C语言 C 中的 strtok 函数是如何工作的?

声明:本页面是StackOverFlow热门问题的中英对照翻译,遵循CC BY-SA 4.0协议,如果您需要使用它,必须同样遵循CC BY-SA许可,注明原文地址和作者信息,同时你必须将它归于原作者(不是我):StackOverFlow 原文地址: http://stackoverflow.com/questions/21097253/
Warning: these are provided under cc-by-sa 4.0 license. You are free to use/share it, But you must attribute it to the original authors (not me): StackOverFlow

提示:将鼠标放在中文语句上可以显示对应的英文。显示中英文
时间:2020-09-02 10:36:59  来源:igfitidea点击:

How does the strtok function in C work?

cstrtok

提问by user2426316

I found this sample program which explains the strtokfunction:

我找到了这个解释strtok功能的示例程序:

#include <stdio.h>
#include <string.h>

int main ()
{
    char str[] ="- This, a sample string.";
    char * pch;
    printf ("Splitting string \"%s\" into tokens:\n",str);
    pch = strtok (str," ,.-");
    while (pch != NULL)
    {
        printf ("%s\n",pch);
        pch = strtok (NULL, " ,.-");
    }
    return 0;
}

However, I don't see how this is possible to work.

但是,我不明白这是如何工作的。

How is it possible that pch = strtok (NULL, " ,.-");returns a new token. I mean, we are calling strtokwith NULL. This doesen't make a lot sense to me.

怎么可能pch = strtok (NULL, " ,.-");返回一个新的令牌。我的意思是,我们要求strtokNULL。这对我来说没有多大意义。

回答by Floris

Two things to know about strtok. As was mentioned, it "maintains internal state". Also, it messes up the string you feed it. Essentially, it will write a '\0'where it finds the token you supplied, and returns a pointer to the start of the string. Internally it maintains the location of the last token; and next time you call it, it starts from there.

有两件事要知道strtok。如前所述,它“保持内部状态”。此外,它会弄乱你喂它的字符串。本质上,它会'\0'在找到您提供的标记的地方写一个,并返回一个指向字符串开头的指针。在内部,它维护最后一个令牌的位置;下次你调用它时,它从那里开始。

The important corollary is that you cannot use strtokon a const char* "hello world";type of string, since you will get an access violation when you modify contents of a const char*string.

重要的推论是您不能strtokconst char* "hello world";字符串类型上使用,因为当您修改const char*字符串的内容时会遇到访问冲突。

The "good" thing about strtokis that it doesn't actually copy strings - so you don't need to manage additional memory allocation etc.
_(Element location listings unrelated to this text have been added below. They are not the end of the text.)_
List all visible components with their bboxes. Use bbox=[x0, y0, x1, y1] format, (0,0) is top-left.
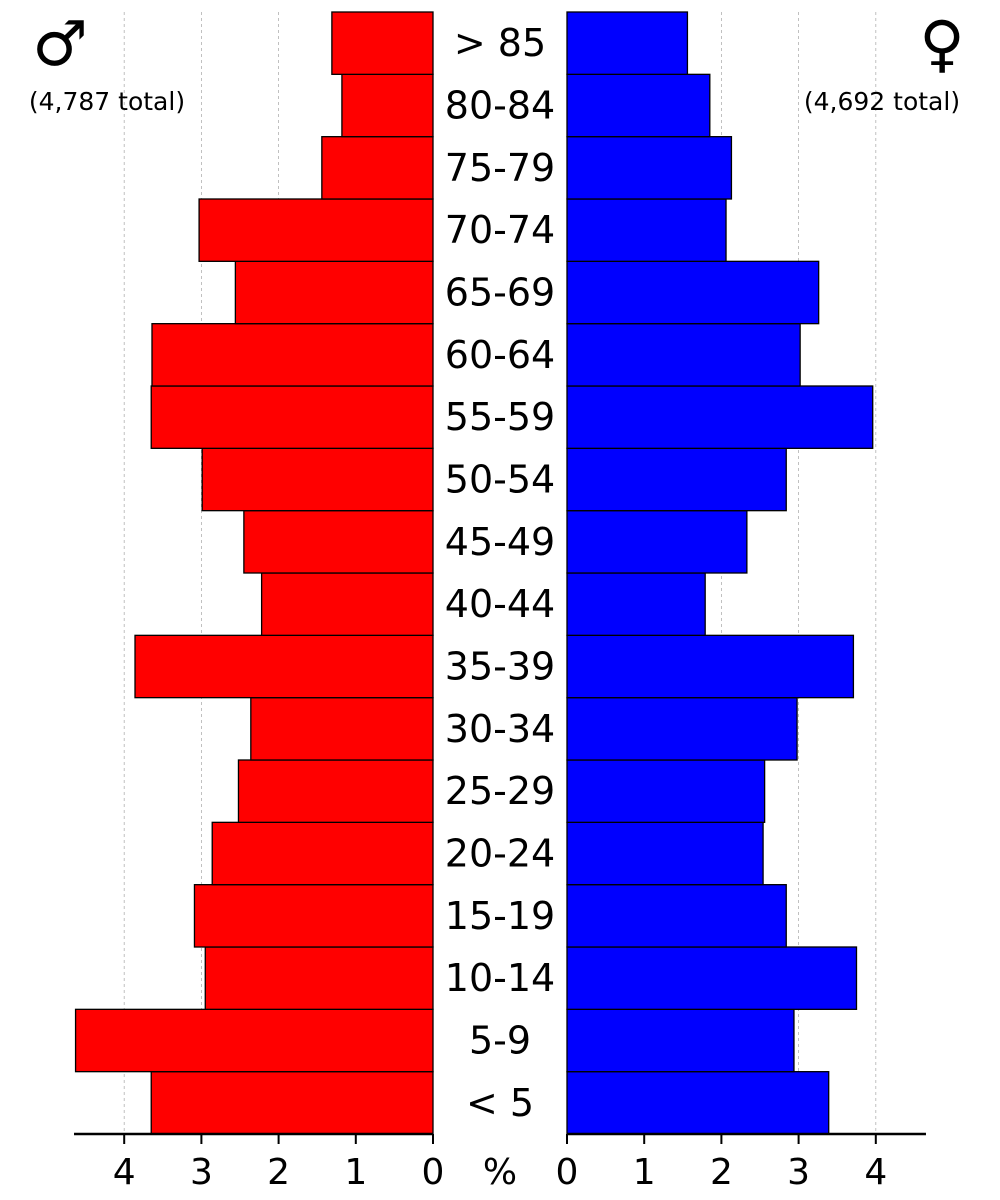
female-symbol-icon: ♀ bbox=[919, 7, 964, 80]
age-label-17: > 85 bbox=[454, 21, 546, 65]
female-bar-8 bbox=[566, 572, 706, 636]
age-label-10: 50-54 bbox=[445, 458, 555, 502]
x-axis-ticks: 0 0 1 1 2 2 3 3 4 4 bbox=[113, 1134, 887, 1193]
tick-label-left-1: 1 bbox=[344, 1152, 367, 1193]
male-bar-0 bbox=[150, 1071, 434, 1135]
age-label-15: 75-79 bbox=[445, 146, 555, 190]
female-bar-10 bbox=[566, 447, 787, 512]
age-label-11: 55-59 bbox=[445, 395, 555, 439]
female-bar-11 bbox=[566, 385, 874, 449]
male-bar-14 bbox=[198, 198, 434, 262]
age-label-6: 30-34 bbox=[445, 707, 555, 751]
female-bar-2 bbox=[566, 946, 858, 1010]
female-bars bbox=[566, 11, 874, 1135]
female-bar-17 bbox=[566, 11, 689, 75]
tick-label-right-0: 0 bbox=[556, 1152, 579, 1193]
male-symbol-icon: ♂ bbox=[32, 7, 88, 80]
female-bar-9 bbox=[566, 510, 748, 574]
male-bars bbox=[74, 11, 434, 1135]
age-label-2: 10-14 bbox=[445, 956, 555, 1000]
male-bar-11 bbox=[150, 385, 434, 449]
percent-unit-label: % bbox=[483, 1152, 517, 1193]
female-bar-0 bbox=[566, 1071, 830, 1135]
female-bar-1 bbox=[566, 1008, 795, 1073]
age-label-0: < 5 bbox=[466, 1081, 534, 1125]
age-label-8: 40-44 bbox=[445, 582, 555, 626]
female-bar-4 bbox=[566, 821, 764, 886]
female-bar-12 bbox=[566, 323, 801, 387]
male-bar-10 bbox=[201, 447, 434, 512]
tick-label-right-1: 1 bbox=[633, 1152, 656, 1193]
age-label-16: 80-84 bbox=[445, 84, 555, 128]
tick-label-right-4: 4 bbox=[864, 1152, 887, 1193]
age-label-4: 20-24 bbox=[445, 832, 555, 876]
tick-label-right-2: 2 bbox=[710, 1152, 733, 1193]
tick-label-left-2: 2 bbox=[267, 1152, 290, 1193]
male-bar-4 bbox=[211, 821, 434, 886]
female-bar-14 bbox=[566, 198, 727, 262]
tick-label-right-3: 3 bbox=[787, 1152, 810, 1193]
age-label-5: 25-29 bbox=[445, 769, 555, 813]
age-label-13: 65-69 bbox=[445, 271, 555, 315]
male-bar-2 bbox=[204, 946, 434, 1010]
female-bar-6 bbox=[566, 697, 798, 761]
male-bar-9 bbox=[243, 510, 434, 574]
male-bar-8 bbox=[260, 572, 434, 636]
male-bar-5 bbox=[237, 759, 434, 823]
male-bar-13 bbox=[234, 260, 434, 325]
male-bar-15 bbox=[321, 136, 434, 200]
male-bar-12 bbox=[151, 323, 434, 387]
male-bar-3 bbox=[193, 884, 434, 948]
male-total-label: (4,787 total) bbox=[29, 87, 185, 116]
male-bar-16 bbox=[341, 73, 434, 138]
age-label-1: 5-9 bbox=[469, 1019, 531, 1063]
female-bar-16 bbox=[566, 73, 711, 138]
female-bar-13 bbox=[566, 260, 820, 325]
female-bar-7 bbox=[566, 634, 855, 699]
tick-label-left-4: 4 bbox=[113, 1152, 136, 1193]
male-bar-1 bbox=[74, 1008, 434, 1073]
age-group-labels: < 5 5-9 10-14 15-19 20-24 25-29 30-34 35-39 40-4… bbox=[445, 21, 555, 1125]
age-label-3: 15-19 bbox=[445, 894, 555, 938]
age-label-9: 45-49 bbox=[445, 520, 555, 564]
female-total-label: (4,692 total) bbox=[804, 87, 960, 116]
tick-label-left-0: 0 bbox=[422, 1152, 445, 1193]
age-label-14: 70-74 bbox=[445, 208, 555, 252]
female-bar-15 bbox=[566, 136, 733, 200]
male-bar-17 bbox=[331, 11, 434, 75]
age-label-7: 35-39 bbox=[445, 645, 555, 689]
male-bar-7 bbox=[134, 634, 434, 699]
tick-label-left-3: 3 bbox=[190, 1152, 213, 1193]
age-label-12: 60-64 bbox=[445, 333, 555, 377]
female-bar-5 bbox=[566, 759, 766, 823]
female-bar-3 bbox=[566, 884, 787, 948]
male-bar-6 bbox=[250, 697, 434, 761]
But unless you understand the above, you will have trouble using it correctly.

“好”之strtok处在于它实际上并不复制字符串——因此您不需要管理额外的内存分配等。但是除非您理解上述内容,否则您将无法正确使用它。

Example - if you have "this,is,a,string", successive calls to strtokwill generate pointers as follows (the ^is the value returned). Note that the '\0'is added where the tokens are found; this means the source string is modified:

示例 - 如果您有“this,is,a,string”,对 的连续调用strtok将生成如下指针(这^是返回的值)。请注意,在'\0'找到令牌的地方添加了 ;这意味着源字符串被修改:

t  h  i  s  ,  i  s  ,  a  ,  s  t  r  i  n  g 
char *
strtok(s, delim)
    register char *s;
    register const char *delim;
{
    register char *spanp;
    register int c, sc;
    char *tok;
    static char *last;


    if (s == NULL && (s = last) == NULL)
        return (NULL);

    /*
     * Skip (span) leading delimiters (s += strspn(s, delim), sort of).
     */
cont:
    c = *s++;
    for (spanp = (char *)delim; (sc = *spanp++) != 0;) {
        if (c == sc)
            goto cont;
    }

    if (c == 0) {       /* no non-delimiter characters */
        last = NULL;
        return (NULL);
    }
    tok = s - 1;

    /*
     * Scan token (scan for delimiters: s += strcspn(s, delim), sort of).
     * Note that delim must have one NUL; we stop if we see that, too.
     */
    for (;;) {
        c = *s++;
        spanp = (char *)delim;
        do {
            if ((sc = *spanp++) == c) {
                if (c == 0)
                    s = NULL;
                else
                    s[-1] = 0;
                last = s;
                return (tok);
            }
        } while (sc != 0);
    }
    /* NOTREACHED */
}
this,is,a,string t h i s ##代码## i s , a , s t r i n g ##代码## this ^ t h i s ##代码## i s ##代码## a , s t r i n g ##代码## is ^ t h i s ##代码## i s ##代码## a ##代码## s t r i n g ##代码## a ^ t h i s ##代码## i s ##代码## a ##代码## s t r i n g ##代码## string ^

Hope it makes sense.

希望这是有道理的。

回答by Sean

strtokmaintains internal state. When you call it with non-NULL it re-initializes itself to use the string you supply. When you call it with NULLit uses that string, and any other state its currently got to return the next token.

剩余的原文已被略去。